Bobby Jack Oliver

Profile
- Position: Defensive tackle

Personal information
- Born: January 9, 1936 Abilene, Texas, U.S.
- Died: December 15, 2012 (aged 76) Dallas, Texas, U.S.
- Listed height: 6 ft 2 in (1.88 m)
- Listed weight: 265 lb (120 kg)

Career information
- College: Baylor
- NFL draft: 1958 (2nd round, 21st overall pick)

Career history
- 1958–1960: Toronto Argonauts
- 1961–1963: Montreal Alouettes
- 1964: Edmonton Eskimos
- 1964: Hamilton Tiger-Cats

Awards and highlights
- 2× CFL East All-Star (1961, 1962); Jeff Russel Memorial Trophy (1961); Second-team All-SWC (1957);

= Bobby Jack Oliver =

American football player (1936–2012)

Bobby Jack Oliver (January 9, 1936 – December 15, 2012) was an American gridiron football defensive tackle.

Graduating from Baylor University, Oliver was a second round pick of the Chicago Cardinals in the 1958 NFL draft.

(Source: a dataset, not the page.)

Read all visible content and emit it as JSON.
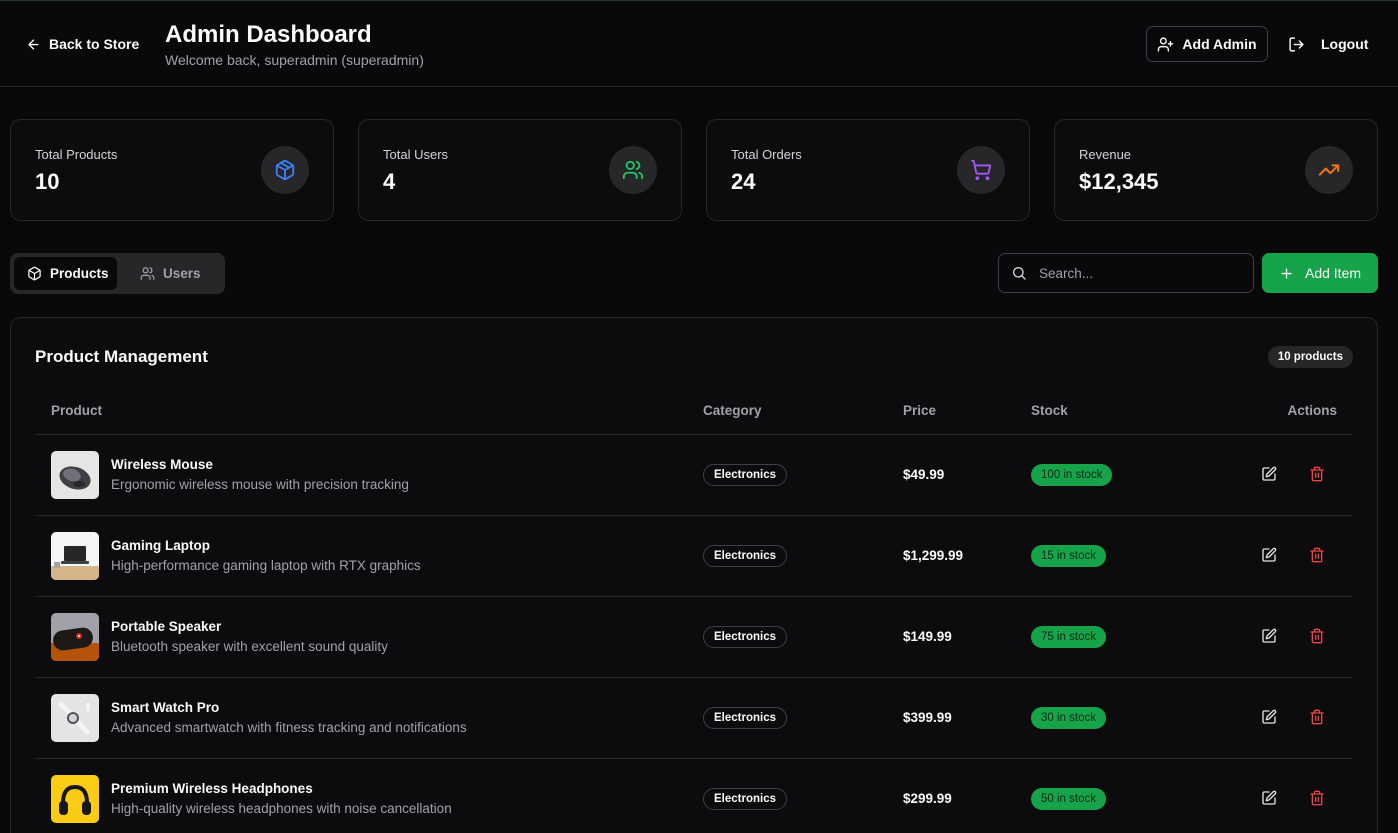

He chose to play in the CFL, starting a 3-year stint with the Toronto Argonauts in 1958. He intercepted 2 passes for the Double Blue and in 1961 was traded to the Montreal Alouettes, along with Paul Fedor and linebacker Ron Brewer, for defensive end Doug McNichol and tackle Billy Shipp.

Oliver enjoyed his greatest success as a Lark, being named an all-star in 1961 and 1962, and winning the Jeff Russel Memorial Trophy as the CFL East MVP. He added kicking to his repertoire, scoring 103 points and punting 22 times.

In 1964, he was traded to the Hamilton Tiger-Cats, where he played 2 games; his contract was promptly sold to the Edmonton Eskimos, where he finished the season and his career.

Oliver married Elizabeth Ann "Betty" Trentham on June 4, 1954; settled in Texas, they have two grown children and one deceased.